Utility customers are hungry for green energy -- and more of them are willing to buy it from their utility than to generate it on their own.

That’s a piece of data out from Swiss Re this week, and it offers a glimpse of how utilities, under threat from a rising number of solar-powered, energy-bill-independent customers, might counter that trend by providing competitively priced renewable energy on their own. Consider it a snapshot of an opportunity for utilities struggling to establish their stakes in the disruptive energy landscape emerging on the grid edge.

Here are the pertinent graphs from the reinsurance giant’s risk perception survey, which polled nearly 22,000 people in April and May of 2013 in nineteen countries, from the U.S. and Europe to India, East Asia and Oceania. The first shows responses to two questions: One, would you be willing to switch to buying renewable power if your utility provided it, and two, would you be willing to install renewable generation equipment in your home?

As we can see, the number of respondents willing to buy utility-provided green energy is greater than the number willing to install it on their own. So is the number of respondents actually buying green-branded utility power today, compared to those already generating it at home -- the portion represented by the dark blue sections at the bottom of each of the charts.

While the question didn’t ask what type of equipment was being considered, rooftop solar PV is pretty much the sole source of mass-scale residential green power available today. Notably, Swiss RE doesn’t indicate whether respondents thought that installing equipment in their own homes would cost them directly, or whether it could be attained via third-party solar providers like SolarCity, Vivint, Sunrun, Sungevity, Clean Power Finance and the growing number of rooftop PV providers that offer low- to no-cost deals for individual homeowners.

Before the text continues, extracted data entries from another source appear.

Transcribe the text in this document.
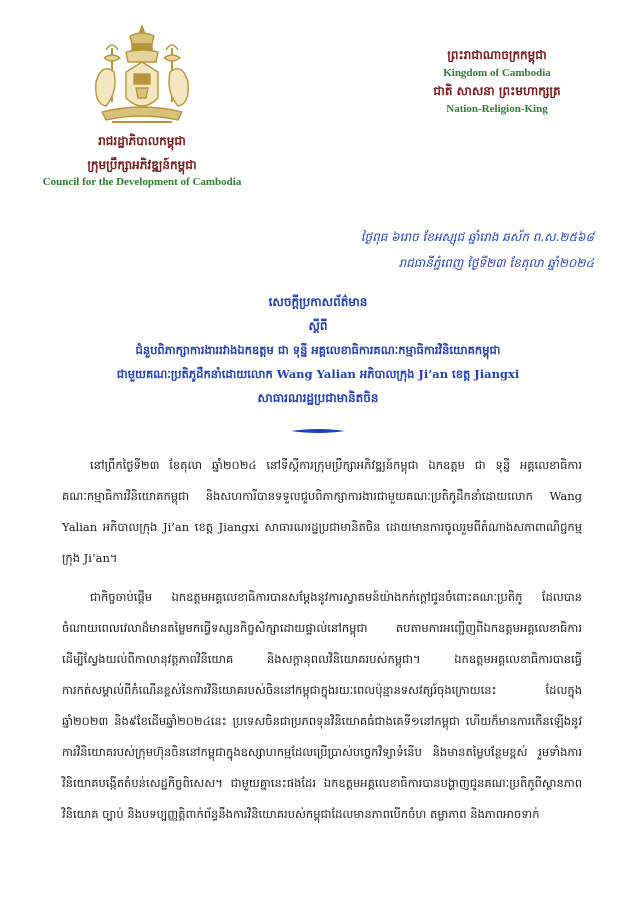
រាជរដ្ឋាភិបាលកម្ពុជា
ក្រុមប្រឹក្សាអភិវឌ្ឍន៍កម្ពុជា
Council for the Development of Cambodia
ព្រះរាជាណាចក្រកម្ពុជា
Kingdom of Cambodia
ជាតិ សាសនា ព្រះមហាក្សត្រ
Nation-Religion-King
ថ្ងៃពុធ ៦រោច ខែអស្សុជ ឆ្នាំរោង ឆស័ក ព.ស.២៥៦៨
រាជធានីភ្នំពេញ ថ្ងៃទី២៣ ខែតុលា ឆ្នាំ២០២៤
សេចក្តីប្រកាសព័ត៌មាន
ស្តីពី
ជំនួបពិភាក្សាការងាររវាងឯកឧត្តម ជា ទុន្នី អគ្គលេខាធិការគណៈកម្មាធិការវិនិយោគកម្ពុជា
ជាមួយគណៈប្រតិភូដឹកនាំដោយលោក Wang Yalian អភិបាលក្រុង Ji’an ខេត្ត Jiangxi
សាធារណរដ្ឋប្រជាមានិតចិន

នៅព្រឹកថ្ងៃទី២៣ ខែតុលា ឆ្នាំ២០២៤ នៅទីស្តីការក្រុមប្រឹក្សាអភិវឌ្ឍន៍កម្ពុជា ឯកឧត្តម ជា ទុន្នី អគ្គលេខាធិការគណៈកម្មាធិការវិនិយោគកម្ពុជា និងសហការីបានទទួលជួបពិភាក្សាការងារជាមួយគណៈប្រតិភូដឹកនាំដោយលោក Wang Yalian អភិបាលក្រុង Ji’an ខេត្ត Jiangxi សាធារណរដ្ឋប្រជាមានិតចិន ដោយមានការចូលរួមពីតំណាងសភាពាណិជ្ជកម្មក្រុង Ji’an។

ជាកិច្ចចាប់ផ្តើម ឯកឧត្តមអគ្គលេខាធិការបានសម្តែងនូវការស្វាគមន៍យ៉ាងកក់ក្តៅជូនចំពោះគណៈប្រតិភូ ដែលបានចំណាយពេលវេលាដ៏មានតម្លៃមកធ្វើទស្សនកិច្ចសិក្សាដោយផ្ទាល់នៅកម្ពុជា តបតាមការអញ្ជើញពីឯកឧត្តមអគ្គលេខាធិការ ដើម្បីស្វែងយល់ពីកាលានុវត្តភាពវិនិយោគ និងសក្តានុពលវិនិយោគរបស់កម្ពុជា។ ឯកឧត្តមអគ្គលេខាធិការបានធ្វើការកត់សម្គាល់ពីកំណើនខ្ពស់នៃការវិនិយោគរបស់ចិននៅកម្ពុជាក្នុងរយៈពេលប៉ុន្មានទសវត្សរ៍ចុងក្រោយនេះ ដែលក្នុងឆ្នាំ២០២៣ និង៩ខែដើមឆ្នាំ២០២៤នេះ ប្រទេសចិនជាប្រភពទុនវិនិយោគធំជាងគេទី១នៅកម្ពុជា ហើយក៏មានការកើនឡើងនូវការវិនិយោគរបស់ក្រុមហ៊ុនចិននៅកម្ពុជាក្នុងឧស្សាហកម្មដែលប្រើប្រាស់បច្ចេកវិទ្យាទំនើប និងមានតម្លៃបន្ថែមខ្ពស់ រួមទាំងការវិនិយោគបង្កើតតំបន់សេដ្ឋកិច្ចពិសេស។ ជាមួយគ្នានេះផងដែរ ឯកឧត្តមអគ្គលេខាធិការបានបង្ហាញជូនគណៈប្រតិភូពីស្ថានភាពវិនិយោគ ច្បាប់ និងបទប្បញ្ញត្តិពាក់ព័ន្ធនឹងការវិនិយោគរបស់កម្ពុជាដែលមានភាពបើកចំហ តម្លាភាព និងភាពអាចទាក់
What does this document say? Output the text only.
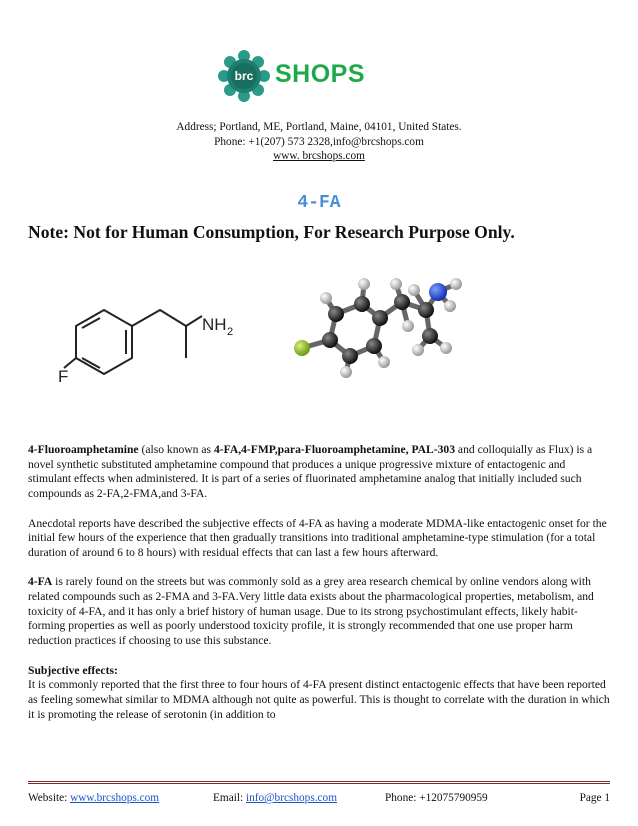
brc SHOPS
Address; Portland, ME, Portland, Maine, 04101, United States.
Phone: +1(207) 573 2328,info@brcshops.com
www. brcshops.com
4-FA
Note: Not for Human Consumption, For Research Purpose Only.
F
NH 2

4-Fluoroamphetamine (also known as 4-FA,4-FMP,para-Fluoroamphetamine, PAL-303 and colloquially as Flux) is a novel synthetic substituted amphetamine compound that produces a unique progressive mixture of entactogenic and stimulant effects when administered. It is part of a series of fluorinated amphetamine analog that initially included such compounds as 2-FA,2-FMA,and 3-FA.

Anecdotal reports have described the subjective effects of 4-FA as having a moderate MDMA-like entactogenic onset for the initial few hours of the experience that then gradually transitions into traditional amphetamine-type stimulation (for a total duration of around 6 to 8 hours) with residual effects that can last a few hours afterward.

4-FA is rarely found on the streets but was commonly sold as a grey area research chemical by online vendors along with related compounds such as 2-FMA and 3-FA.Very little data exists about the pharmacological properties, metabolism, and toxicity of 4-FA, and it has only a brief history of human usage. Due to its strong psychostimulant effects, likely habit-forming properties as well as poorly understood toxicity profile, it is strongly recommended that one use proper harm reduction practices if choosing to use this substance.

Subjective effects:
It is commonly reported that the first three to four hours of 4-FA present distinct entactogenic effects that have been reported as feeling somewhat similar to MDMA although not quite as powerful. This is thought to correlate with the duration in which it is promoting the release of serotonin (in addition to
Website: www.brcshops.com	Email: info@brcshops.com	Phone: +12075790959	Page 1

There’s also a lot of variation from country to country in terms of willingness to own one’s own green power systems. For example, only 9 percent of U.S. respondents said they’re using renewable power in their homes today, compared to 22 percent in Germany and 21 percent in both Switzerland and the Netherlands, where feed-in tariffs offer more lucrative paybacks for self-generated power.

For the majority of people who haven’t taken the plunge into green power purchasing or self-generation, the opportunity for utilities to provide renewable power is clearly there, however -- but only if it comes at a competitive price.

That fact is laid out in the following graph, which asks a tiered series of questions. First, it asks how many people are willing to use renewable power. From that subset, it asks how many are willing to pay extra for it. Finally, it takes that even smaller subset of people, and asks them just how much more they would be willing to pay.

Clearly, the key barrier to broader utility green power sales lies in the cost of that power. While a majority of people in all markets are willing to switch to renewables in theory, most countries have only a minority willing to pay anything extra for the privilege. And of that minority, most aren’t willing to pay more than 5 percent more per month for it.

How can utilities capture the opportunities presented here? We’ve covered several ways energy companies can compete for a greater share of the solar market, whether it’s investing in solar generation assets outside of their regulated markets or going directly to consumers in deregulated, competitive markets. Other options that would require significant changes to regulatory models are also on the table, and utilities around the world are certainly aware of the fact that their traditional business models need to change to adapt to the distributed, renewable energy challenge.

As Mark Way, Swiss Re’s head of sustainability Americas, said in a Thursday statement, "The level of adoption of renewable energy sources will be determined, in part, by striking the right balance of providing easy access to these technologies at an affordable cost.”